Un réseau composé de trois individus est soupçonné d'avoir détourné plus de 440 000 euros d'aides sociales en Essonne. Selon les informations rapportées par Le Parisien, deux hommes et une femme sont accusés d'escroquerie et tentative d'escroquerie en bande organisée, aide au séjour irrégulier d'un étranger, ainsi que de blanchiment en bande organisée. Ils auraient utilisé de faux papiers d'identité pour ouvrir des comptes bancaires et émettre des chèques sans provision, causant une perte de 7 000 euros à la banque LCL. Par la suite, ils auraient détourné des aides sociales telles que le RSA, les APL et les allocations familiales, totalisant 100 000 euros provenant de 30 caisses d'allocations familiales. Les microcrédits d'aides aux entreprises (ADIE) et la sécurité sociale auraient également été ciblés, portant le montant total des fraudes à 440 000 euros.
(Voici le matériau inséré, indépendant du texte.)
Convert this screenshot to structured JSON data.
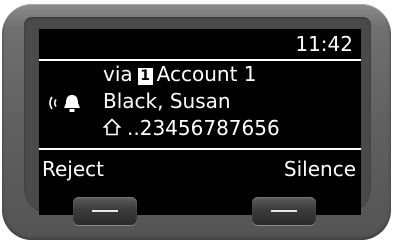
{
  "screen": {
    "clock": "11:42",
    "via_prefix": "via",
    "account_badge": "1",
    "account_name": "Account 1",
    "caller_name": "Black, Susan",
    "caller_number": "..23456787656",
    "ring_icon": "ringing-bell-icon",
    "number_type_icon": "home-icon"
  },
  "softkeys": {
    "left_label": "Reject",
    "right_label": "Silence"
  },
  "colors": {
    "screen_background": "#000000",
    "screen_text": "#ffffff",
    "device_body": "#6a6a6a"
  }
}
Les faits se seraient déroulés entre janvier 2020 et février 2026, exposant les trois suspects à une peine pouvant aller jusqu'à 10 ans de prison. Outre les détournements d'aides sociales, l'un des individus aurait hébergé une personne en situation irrégulière dans un logement de Corbeil-Essonnes. Prévus initialement devant le tribunal correctionnel d'Évry-Courcouronnes le 10 avril, l'audience a été reportée à la demande de leur avocat.
Ce qu'il faut retenir
- 440 000 euros de fraudes aux aides sociales détournés par un réseau de trois individus en Essonne
- Utilisation de faux papiers d'identité pour ouvrir des comptes bancaires et émettre des chèques sans provision
- Impact sur la banque LCL avec une perte de 7 000 euros et sur 30 caisses d'allocations familiales pour un montant total de 100 000 euros
Les conséquences des fraudes
Les détournements opérés par ce réseau ont eu des répercussions significatives, non seulement sur les institutions financières telles que la banque LCL, mais aussi sur les organismes sociaux chargés de distribuer les aides aux bénéficiaires légitimes. Les montants détournés, s'ils venaient à être confirmés, soulignent l'importance de renforcer les contrôles et la sécurité dans la gestion des aides sociales pour prévenir de tels abus à l'avenir.